After the show, the Academy of Motion Pictures Arts and Sciences issued a statement saying it “does not condone violence of any form.” The Los Angeles Police Department said it was aware of a slapping incident at the Oscars but said the person involved had declined to file a police report.

After record-low ratings and a pandemic-marred 2021 show, producers this year turned to one of the biggest stars around – Beyoncé – to kick off an Oscars intended to revive the awards’ place in pop culture. After an introduction from Venus and Serena Williams, Beyoncé performed her “King Richard” nominated song, “Be Alive,” in an elaborately choreographed performance from a lime-colored, open-air stage in Compton, where the Williams sisters grew up.

Hosts Wanda Sykes, Amy Schumer, and Regina Hall then began the telecast from the Dolby Theatre.

“Encanto,” the Disney hit propelled by its chart-topping soundtrack, won best animated film.
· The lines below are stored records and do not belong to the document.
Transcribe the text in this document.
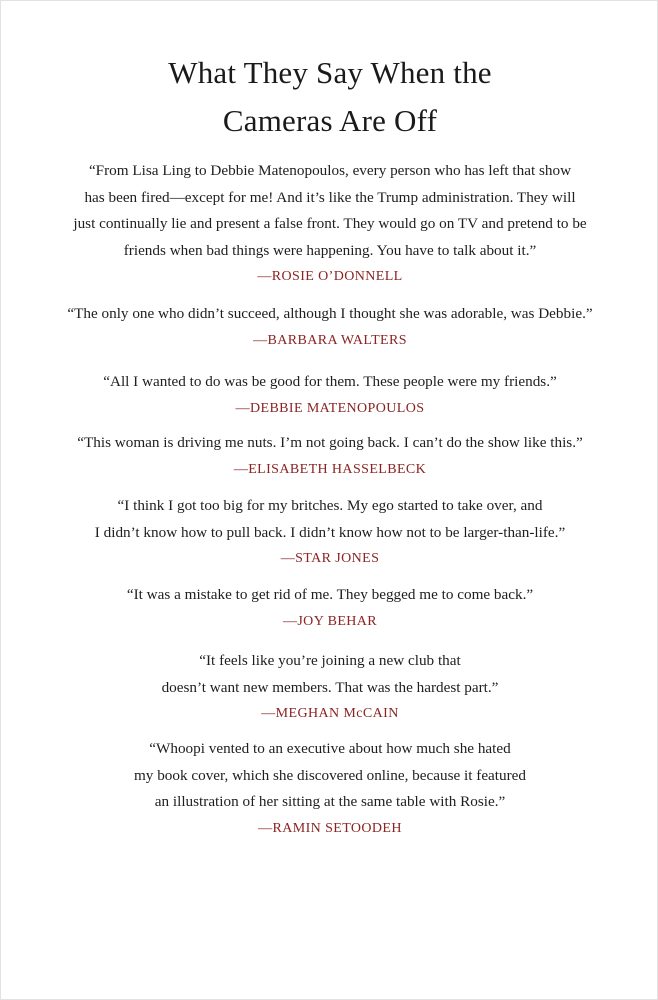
What They Say When the
Cameras Are Off
“From Lisa Ling to Debbie Matenopoulos, every person who has left that show
has been fired—except for me! And it’s like the Trump administration. They will
just continually lie and present a false front. They would go on TV and pretend to be
friends when bad things were happening. You have to talk about it.”
—ROSIE O’DONNELL
“The only one who didn’t succeed, although I thought she was adorable, was Debbie.”
—BARBARA WALTERS
“All I wanted to do was be good for them. These people were my friends.”
—DEBBIE MATENOPOULOS
“This woman is driving me nuts. I’m not going back. I can’t do the show like this.”
—ELISABETH HASSELBECK
“I think I got too big for my britches. My ego started to take over, and
I didn’t know how to pull back. I didn’t know how not to be larger-than-life.”
—STAR JONES
“It was a mistake to get rid of me. They begged me to come back.”
—JOY BEHAR
“It feels like you’re joining a new club that
doesn’t want new members. That was the hardest part.”
—MEGHAN McCAIN
“Whoopi vented to an executive about how much she hated
my book cover, which she discovered online, because it featured
an illustration of her sitting at the same table with Rosie.”
—RAMIN SETOODEH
Lin-Manuel Miranda, who penned the film’s hit songs, missed the ceremony after his wife tested positive for COVID-19. Ryusuke Hamaguchi’s three-hour Japanese drama “Drive My Car,” one of the year’s most acclaimed films, won for best international film.

Aside from a few blue ribbons spotted on the red carpet in support of Ukraine, politics were seldom center stage. The Oscars instead doubled down on razzle dazzle, and the movies as an escape. Feel-good movies also fared well. “CODA” also won for best adapted screenplay. Kenneth Branagh’s autobiographical “Belfast,” an affectionate family drama bathed in nostalgia and shot in black-and-white, took best original screenplay.

Behind this year’s telecast changes was alarm over the Oscars fast-falling ratings. While drops have been common to all major network award shows, last year’s show attracted only about 10 million viewers, less than half of the 23.6 million the year before. 

This story was reported by The Associated Press.